Bu soruyu hangi konuda soruyorsunuz diye hemen aklınıza gelmiştir. Doğru bir soru.. Pek çok yönden bu soruyu sorabilir, hangisinin seçilen konuda daha başarılı ya da etkin olduğunu tartışabilirsiniz. İnanın çok konu var.
Benim bugün seçtiğim soru, çocuklarla geçirilen etkin zaman konusunda..
Çalışan anneler mi, yoksa çalışmayan anneler mi çocuklarıyla daha çok ve kaliteli zaman geçirirler?
Ben kendi açımdan bu soruya cevap vereceğim ama farklı düşüncelerin olması çok normal ve olması gereken de bu..
Öncelikli olarak ben çalışan bir annenin çocuğuyum.. Hem de bir bankada o dönemin zorlu çalışma şartlarında çalışmış bir annenin.. Çalışan bir annenin çocuğu olarak küçüklüğüme döndüğümde bazı sahneleri çok net hatırlıyorum. Kardeşimle birlikte kreşlerde büyüdük, yazları ise okul tatil olduğunda bize halamlar baktı.. Annemin işe gitmesini hiç istemezdik, hatta bir gün Leyla Halam bize bakmak için eve geldiğinde ona “git buradan” diye terlik fırlattığımızı çok net hatırlıyorum. Çünkü onun gelişi bizim için annemizin gidişiydi.
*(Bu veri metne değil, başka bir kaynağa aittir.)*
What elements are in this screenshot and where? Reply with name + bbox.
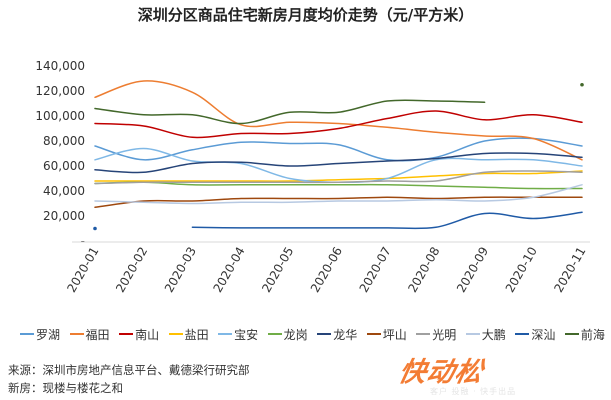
series-line-深汕	[191, 211, 583, 230]
legend-item: 大鹏	[465, 326, 506, 343]
x-tick-label: 2020-08	[405, 245, 442, 295]
legend-swatch	[366, 333, 381, 335]
legend-label: 大鹏	[481, 327, 506, 342]
legend-swatch	[416, 333, 431, 335]
legend-label: 南山	[135, 327, 160, 342]
source-note: 来源：深圳市房地产信息平台、戴德梁行研究部	[8, 363, 250, 377]
x-tick-label: 2020-11	[551, 245, 588, 295]
x-tick-label: 2020-02	[113, 245, 150, 295]
x-tick-label: 2020-10	[503, 245, 540, 295]
series-line-光明	[94, 170, 583, 185]
series-line-南山	[94, 110, 583, 139]
y-tick-label: 80,000	[43, 134, 85, 148]
legend-label: 福田	[85, 327, 110, 342]
series-line-龙岗	[94, 181, 583, 190]
series-line-大鹏	[94, 184, 583, 205]
legend-item: 宝安	[218, 326, 258, 343]
x-tick-label: 2020-01	[64, 245, 101, 295]
legend-item: 龙华	[317, 326, 357, 343]
x-tick-label: 2020-06	[308, 245, 345, 295]
y-tick-label: 140,000	[35, 59, 85, 73]
legend-item: 前海	[564, 326, 605, 343]
y-tick-label: 40,000	[43, 184, 85, 198]
series-line-龙华	[94, 152, 583, 174]
legend-swatch	[267, 333, 282, 335]
legend-label: 盐田	[184, 327, 209, 342]
legend-label: 坪山	[382, 327, 407, 342]
legend-swatch	[69, 333, 84, 335]
x-tick-label: 2020-05	[259, 245, 296, 295]
y-tick-label: 100,000	[35, 109, 85, 123]
legend-swatch	[218, 333, 233, 335]
legend-item: 盐田	[168, 326, 209, 343]
y-tick-label: -	[81, 234, 85, 248]
series-line-前海	[94, 99, 486, 125]
definition-note: 新房：现楼与楼花之和	[8, 381, 123, 395]
legend-swatch	[119, 333, 134, 335]
legend-label: 龙华	[333, 327, 358, 342]
series-line-坪山	[94, 196, 583, 209]
legend-swatch	[168, 333, 183, 335]
legend-label: 宝安	[234, 327, 259, 342]
legend-label: 前海	[580, 327, 605, 342]
legend-item: 南山	[119, 326, 159, 343]
y-tick-label: 60,000	[43, 159, 85, 173]
legend-item: 光明	[416, 326, 456, 343]
legend-swatch	[20, 333, 34, 335]
legend-swatch	[465, 333, 480, 335]
chart-legend: 罗湖 福田 南山 盐田 宝安 龙岗 龙华 坪山 光明 大鹏 深汕 前海	[20, 325, 605, 343]
legend-item: 坪山	[366, 326, 407, 343]
y-tick-label: 120,000	[35, 84, 85, 98]
watermark-subtext: 客户 投融 · 快手出品	[430, 387, 517, 396]
x-tick-label: 2020-04	[211, 245, 248, 295]
legend-item: 龙岗	[267, 326, 308, 343]
series-point-前海	[580, 82, 584, 87]
x-tick-label: 2020-03	[162, 245, 199, 295]
legend-item: 福田	[69, 326, 110, 343]
legend-item: 罗湖	[20, 326, 60, 343]
legend-label: 深汕	[531, 327, 556, 342]
chart-title: 深圳分区商品住宅新房月度均价走势（元/平方米）	[137, 6, 474, 24]
x-tick-label: 2020-07	[357, 245, 394, 295]
watermark-logo: 快动松	[395, 357, 487, 388]
y-tick-label: 20,000	[43, 209, 85, 223]
legend-swatch	[317, 333, 332, 335]
legend-label: 龙岗	[283, 327, 308, 342]
x-tick-label: 2020-09	[454, 244, 491, 294]
series-point-深汕	[93, 226, 97, 231]
legend-label: 光明	[432, 327, 457, 342]
legend-label: 罗湖	[36, 327, 61, 342]
series-line-盐田	[94, 170, 583, 182]
series-line-罗湖	[94, 137, 583, 162]
legend-swatch	[564, 333, 579, 335]
legend-item: 深汕	[515, 326, 555, 343]
series-line-福田	[94, 80, 583, 161]
legend-swatch	[515, 333, 530, 335]
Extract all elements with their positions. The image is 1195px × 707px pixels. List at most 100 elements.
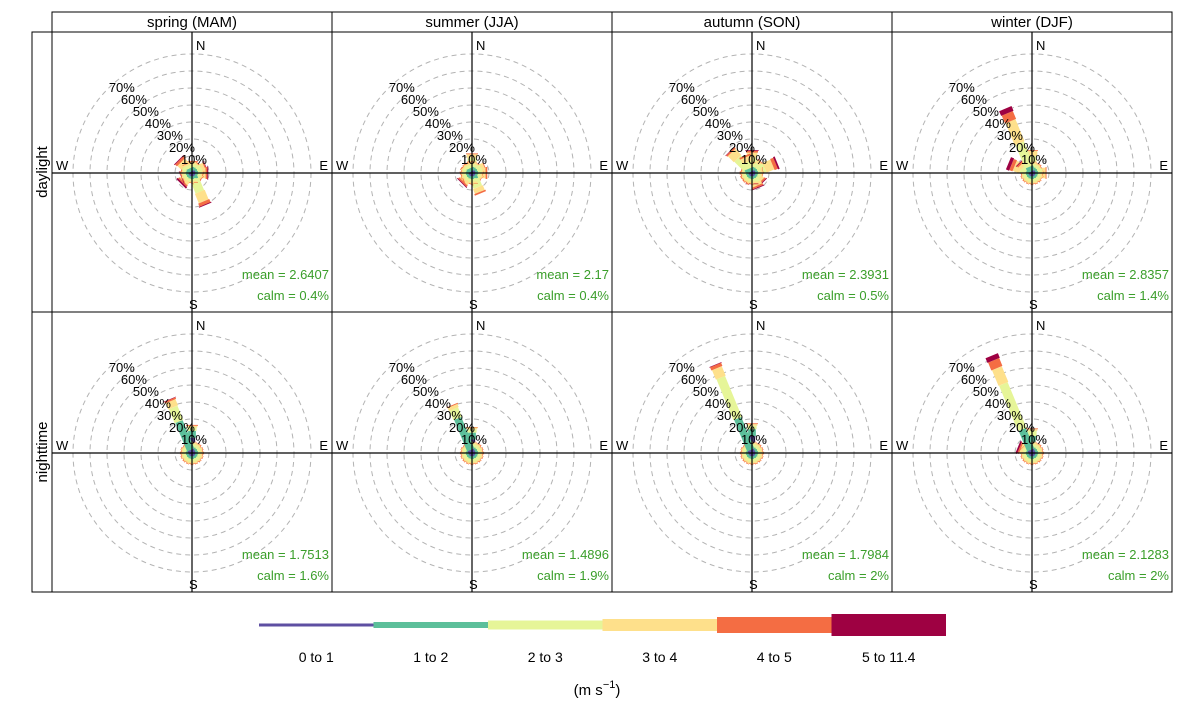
compass-label-n: N [476, 318, 485, 333]
percent-tick-label: 70% [109, 80, 135, 95]
petal-segment [165, 399, 178, 410]
petal-segment [175, 420, 195, 452]
calm-label: calm = 1.4% [1097, 288, 1169, 303]
legend-units-base: (m s [574, 682, 603, 699]
compass-label-e: E [879, 158, 888, 173]
calm-label: calm = 0.5% [817, 288, 889, 303]
petal-segment [473, 185, 485, 194]
percent-tick-label: 50% [973, 104, 999, 119]
compass-label-n: N [196, 38, 205, 53]
petal-segment [458, 177, 468, 187]
percent-tick-label: 40% [145, 116, 171, 131]
petal-segment [734, 417, 755, 452]
petal [182, 160, 195, 175]
petal-segment [751, 183, 764, 190]
mean-label: mean = 1.7984 [802, 547, 889, 562]
petal-segment [716, 375, 742, 421]
petal-segment [710, 362, 723, 371]
petal-segment [1015, 441, 1022, 454]
petal-segment [163, 396, 177, 403]
percent-tick-label: 10% [461, 152, 487, 167]
compass-label-s: S [189, 297, 198, 312]
compass-label-n: N [1036, 38, 1045, 53]
legend-label: 1 to 2 [413, 649, 448, 665]
compass-label-w: W [336, 438, 349, 453]
petal-segment [727, 148, 742, 163]
calm-label: calm = 1.9% [537, 568, 609, 583]
petal-segment [174, 155, 185, 166]
percent-tick-label: 10% [181, 152, 207, 167]
percent-tick-label: 20% [1009, 420, 1035, 435]
petal-segment [739, 153, 751, 160]
compass-label-w: W [56, 438, 69, 453]
compass-label-s: S [749, 297, 758, 312]
percent-tick-label: 20% [169, 420, 195, 435]
percent-tick-label: 70% [949, 360, 975, 375]
legend-units-close: ) [615, 682, 620, 699]
percent-tick-label: 50% [693, 104, 719, 119]
petal-segment [1017, 442, 1024, 454]
compass-label-n: N [1036, 318, 1045, 333]
compass-label-n: N [756, 38, 765, 53]
percent-tick-label: 20% [1009, 140, 1035, 155]
petal-segment [751, 184, 765, 191]
compass-label-e: E [599, 438, 608, 453]
percent-tick-label: 70% [669, 80, 695, 95]
compass-label-n: N [196, 318, 205, 333]
compass-label-e: E [1159, 158, 1168, 173]
petal-segment [178, 177, 188, 187]
percent-tick-label: 20% [729, 140, 755, 155]
petal-segment [194, 189, 209, 204]
percent-tick-label: 40% [425, 116, 451, 131]
petal-segment [168, 405, 184, 424]
petal-segment [182, 160, 194, 166]
petal [985, 353, 1035, 455]
petal-segment [773, 156, 780, 170]
legend-label: 0 to 1 [299, 649, 334, 665]
period-strip-label: nighttime [34, 422, 51, 483]
compass-label-s: S [469, 297, 478, 312]
petal-segment [449, 407, 462, 421]
petal-segment [177, 158, 189, 170]
mean-label: mean = 1.7513 [242, 547, 329, 562]
compass-label-s: S [1029, 297, 1038, 312]
legend-swatch [831, 614, 946, 636]
percent-tick-label: 60% [961, 92, 987, 107]
petal-segment [1025, 165, 1035, 173]
percent-tick-label: 70% [669, 360, 695, 375]
percent-tick-label: 30% [157, 128, 183, 143]
compass-label-w: W [616, 438, 629, 453]
percent-tick-label: 30% [157, 408, 183, 423]
mean-label: mean = 2.3931 [802, 267, 889, 282]
compass-label-n: N [756, 318, 765, 333]
percent-tick-label: 40% [425, 396, 451, 411]
compass-label-e: E [319, 158, 328, 173]
percent-tick-label: 40% [705, 396, 731, 411]
season-strip-label: summer (JJA) [425, 14, 518, 31]
petal-segment [1009, 159, 1017, 172]
season-strip-2: autumn (SON) [611, 11, 893, 33]
mean-label: mean = 2.8357 [1082, 267, 1169, 282]
percent-tick-label: 50% [133, 104, 159, 119]
percent-tick-label: 60% [401, 372, 427, 387]
period-strip-label: daylight [34, 145, 51, 198]
percent-tick-label: 60% [121, 92, 147, 107]
season-strip-0: spring (MAM) [51, 11, 333, 33]
petal-segment [1005, 157, 1015, 171]
legend-swatch [602, 619, 717, 631]
legend-label: 5 to 11.4 [862, 649, 916, 665]
percent-tick-label: 50% [413, 104, 439, 119]
petal-segment [762, 159, 775, 173]
legend-label: 3 to 4 [642, 649, 677, 665]
percent-tick-label: 20% [449, 420, 475, 435]
calm-label: calm = 1.6% [257, 568, 329, 583]
percent-tick-label: 50% [413, 384, 439, 399]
Annemin çalışan bir kadın olması gibi, yaşanılan bazı sıkıntılı şeyler yüzünden de zorlu bir büyüme süreci yaşadık… Ama herşeye rağmen çok ilginçtir ki hep de aklımda annemizle yaptığımız güzel şeyler var.. Bir de annemin işe giderken ki güzel ve bakımlı halleri halen aklımda.. Ve onu bu konuda örnek aldığımızı hep söylemek isterim..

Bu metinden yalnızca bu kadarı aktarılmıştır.